Son objectif est d’essayer de rassembler des personnes aux positions diamétralement opposées. « C’est un sujet tellement émouvant, ce n’est pas facile », souligne-t-il. Si vous faites partie d’une famille qui a perdu un être cher, c’est très, très difficile. Si vous êtes membre de la communauté de chasse et autochtone, cela fait partie de votre tissu social. »
Le gouvernement a réussi à contrarier les chasseurs et les Autochtones en déposant l’automne dernier deux amendements de dernière minute au projet de loi C-21 pour interdire les armes d’assaut. Les consultations étaient alors déjà terminées. Certains, comme les fusils de type SKS, sont également utilisés pour la chasse.
Les modifications sont importantes parce que l’objectif du gouvernement est d’interdire les armes d’assaut, un type d’arme à feu qui a été créé pour la guerre et qui a été utilisé dans les plus grandes tragédies de notre histoire.
Marco Mendicino, ministre fédéral de la Sécurité publique
Cependant, il se dit prêt à les « affiner » à la lumière des commentaires reçus. L’un de ces amendements propose une longue liste d’armes à feu à interdire, dont le SKS. Il s’agit d’une arme de style militaire, mise au point par les Soviétiques pendant la Seconde Guerre mondiale, qui est devenue populaire auprès des chasseurs, y compris des membres des Premières Nations.

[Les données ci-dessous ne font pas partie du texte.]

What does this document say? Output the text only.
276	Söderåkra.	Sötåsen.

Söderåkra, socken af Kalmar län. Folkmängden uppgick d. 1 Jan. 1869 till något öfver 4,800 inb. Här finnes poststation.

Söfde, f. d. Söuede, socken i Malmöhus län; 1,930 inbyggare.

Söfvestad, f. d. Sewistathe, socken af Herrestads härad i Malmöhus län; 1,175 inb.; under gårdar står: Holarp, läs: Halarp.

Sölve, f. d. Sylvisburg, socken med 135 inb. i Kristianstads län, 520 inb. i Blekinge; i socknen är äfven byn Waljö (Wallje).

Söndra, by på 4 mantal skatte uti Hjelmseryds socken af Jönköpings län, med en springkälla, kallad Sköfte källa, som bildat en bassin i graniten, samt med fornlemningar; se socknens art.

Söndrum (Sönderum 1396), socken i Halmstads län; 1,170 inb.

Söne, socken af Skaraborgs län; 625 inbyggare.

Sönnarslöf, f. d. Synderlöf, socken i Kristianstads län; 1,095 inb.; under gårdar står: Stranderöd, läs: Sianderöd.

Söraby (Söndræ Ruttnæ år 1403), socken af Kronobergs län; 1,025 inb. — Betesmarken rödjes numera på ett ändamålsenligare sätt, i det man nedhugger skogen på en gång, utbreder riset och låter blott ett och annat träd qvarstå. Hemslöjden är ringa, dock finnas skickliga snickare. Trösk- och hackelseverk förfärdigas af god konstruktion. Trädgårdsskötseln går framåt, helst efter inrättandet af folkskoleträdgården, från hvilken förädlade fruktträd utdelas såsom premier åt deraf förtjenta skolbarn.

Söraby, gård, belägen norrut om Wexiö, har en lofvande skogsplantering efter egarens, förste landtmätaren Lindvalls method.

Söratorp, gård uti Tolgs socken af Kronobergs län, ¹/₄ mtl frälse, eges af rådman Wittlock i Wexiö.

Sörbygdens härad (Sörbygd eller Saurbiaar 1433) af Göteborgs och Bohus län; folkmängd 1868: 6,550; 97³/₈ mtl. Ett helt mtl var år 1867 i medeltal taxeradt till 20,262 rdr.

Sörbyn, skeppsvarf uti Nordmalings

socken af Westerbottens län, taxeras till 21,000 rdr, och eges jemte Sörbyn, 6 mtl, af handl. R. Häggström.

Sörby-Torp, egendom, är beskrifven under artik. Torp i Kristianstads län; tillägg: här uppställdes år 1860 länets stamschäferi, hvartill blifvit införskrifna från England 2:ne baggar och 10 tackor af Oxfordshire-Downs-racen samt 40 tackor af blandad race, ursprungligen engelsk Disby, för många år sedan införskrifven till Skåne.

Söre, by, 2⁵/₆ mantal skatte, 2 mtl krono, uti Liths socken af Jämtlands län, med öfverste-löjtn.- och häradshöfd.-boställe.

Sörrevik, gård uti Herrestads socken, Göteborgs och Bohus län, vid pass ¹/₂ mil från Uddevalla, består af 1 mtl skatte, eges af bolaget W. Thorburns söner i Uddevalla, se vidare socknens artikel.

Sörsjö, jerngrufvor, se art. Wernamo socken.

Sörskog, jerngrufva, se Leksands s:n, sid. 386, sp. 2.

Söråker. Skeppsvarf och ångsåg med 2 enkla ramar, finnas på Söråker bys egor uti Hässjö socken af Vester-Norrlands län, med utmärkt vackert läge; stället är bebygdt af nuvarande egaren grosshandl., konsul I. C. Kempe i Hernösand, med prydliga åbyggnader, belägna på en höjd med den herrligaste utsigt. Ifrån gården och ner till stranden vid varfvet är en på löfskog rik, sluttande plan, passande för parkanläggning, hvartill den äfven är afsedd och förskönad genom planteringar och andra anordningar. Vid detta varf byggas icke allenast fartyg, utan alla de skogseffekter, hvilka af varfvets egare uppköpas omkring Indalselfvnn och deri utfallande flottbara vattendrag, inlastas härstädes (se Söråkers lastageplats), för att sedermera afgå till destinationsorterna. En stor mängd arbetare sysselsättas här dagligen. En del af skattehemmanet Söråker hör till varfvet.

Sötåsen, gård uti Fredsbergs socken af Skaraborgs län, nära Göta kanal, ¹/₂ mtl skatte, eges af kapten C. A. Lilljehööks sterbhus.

« Le SKS a été créé pour la guerre et le temps qui passe n’y change rien », a déclaré le ministre Mendicino, rappelant que cette arme a été utilisée pour tuer deux policiers en octobre dans le comté de South Simcoe, en Ontario. Elle semble donc être sur la liste pour de bon.
M. Mendicino rappelle que le projet de loi C-21 fait partie d’une stratégie dont les deux autres piliers comprennent la saisie des armes à feu illégales à la frontière et une stratégie de prévention de la criminalité armée.